Pada tanggal 25 juni 1879 Vikaris Apostolic ketiga, Mgr. Adam Carel Claessens yang mengggantikan Mgr. Vrancken juga pernah mengadakan kunjungan pastoralnya ke Padang.
Pada tanggal 30 juni 1911 Sumatera yang sebelumnya menjadi stasi Vikariat Apostolic Batavia dipisahkan dan ditingkatkan menjadi Prefektur Apostolic.
Perfektur Apostolic pertama yang diangkat adalah Mgr. Liberatus cluts, OfmCap. yang diangkat pada tanggal 24 mei 1912 dan pada tanggal 13 Juni 1912 Mgr. Liberatus cluts, OfmCap datang ke Padang yang menjadi tempat kedudukan Perfektur Apostolic.
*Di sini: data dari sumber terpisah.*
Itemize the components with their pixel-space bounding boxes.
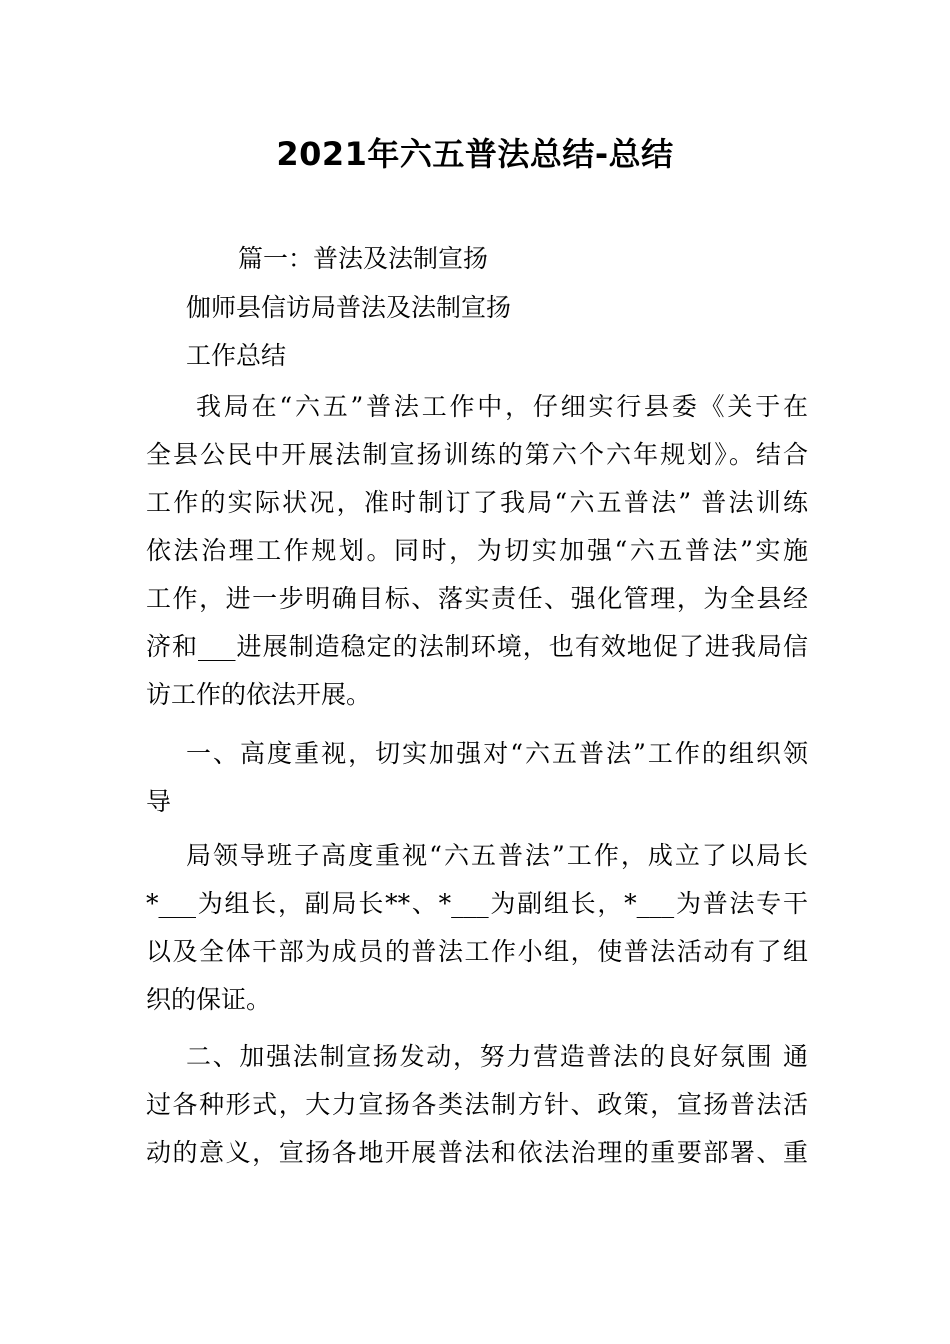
paragraph-line: 导 [146,787,172,816]
section-1-heading [146,730,808,826]
paragraph-line: 我局在“六五”普法工作中，仔细实行县委《关于在 [196,392,808,421]
chapter-heading: 篇一：普法及法制宣扬 [238,244,489,273]
paragraph-line: 以及全体干部为成员的普法工作小组，使普法活动有了组 [146,937,808,966]
paragraph-line: 济和___进展制造稳定的法制环境，也有效地促了进我局信 [146,632,808,661]
paragraph-line: 工作的实际状况，准时制订了我局“六五普法” 普法训练 [146,488,808,517]
paragraph-line: 一、高度重视，切实加强对“六五普法”工作的组织领 [186,739,808,768]
paragraph-line: 局领导班子高度重视“六五普法”工作，成立了以局长 [186,841,808,870]
paragraph-line: 动的意义，宣扬各地开展普法和依法治理的重要部署、重 [146,1138,808,1167]
subtitle-block [146,284,808,380]
paragraph-line: *___为组长，副局长**、*___为副组长，*___为普法专干 [146,889,808,918]
paragraph-line: 过各种形式，大力宣扬各类法制方针、政策，宣扬普法活 [146,1090,808,1119]
heading-block [146,235,808,283]
subtitle-line: 伽师县信访局普法及法制宣扬 [186,293,512,322]
document-title: 2021年六五普法总结-总结 [276,135,674,173]
paragraph-2 [146,832,808,1024]
paragraph-line: 织的保证。 [146,985,272,1014]
subtitle-line: 工作总结 [186,341,287,370]
paragraph-line: 依法治理工作规划。同时，为切实加强“六五普法”实施 [146,536,808,565]
section-2 [146,1033,808,1177]
paragraph-line: 访工作的依法开展。 [146,680,372,709]
paragraph-1 [146,383,808,719]
paragraph-line: 二、加强法制宣扬发动，努力营造普法的良好氛围 通 [186,1042,808,1071]
paragraph-line: 全县公民中开展法制宣扬训练的第六个六年规划》。结合 [146,440,808,469]
paragraph-line: 工作，进一步明确目标、落实责任、强化管理，为全县经 [146,584,808,613]
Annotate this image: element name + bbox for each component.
Pada waktu itu ada lima stasi di Sumatera, yaitu Padang, Kota Raja (Banda Aceh), Medan, Sungai Selan, dan Tanjung Sakti,dengan jumlah total umat sekitar 5000 orang. Bersamaan dengan itu, oleh Serikat Jesus, Prefektur Sumatera diserahkan kepada imam-imam Kapusin.
Dalam masa karyanya 1911-1921, Mgr. Cluts memberikan perhatian wilayah Padang, Sungai Selan Bangka, Medan, Kota Raja Aceh dan Tanjung Sakti Besemah. Selain itu, daerah di Sumatera Barat yang dikunjungi secara berkala adalah Bukittinggi, Padang Panjang, kemudian menyusul Sawahlunto, Payakumbuh, serta Solok.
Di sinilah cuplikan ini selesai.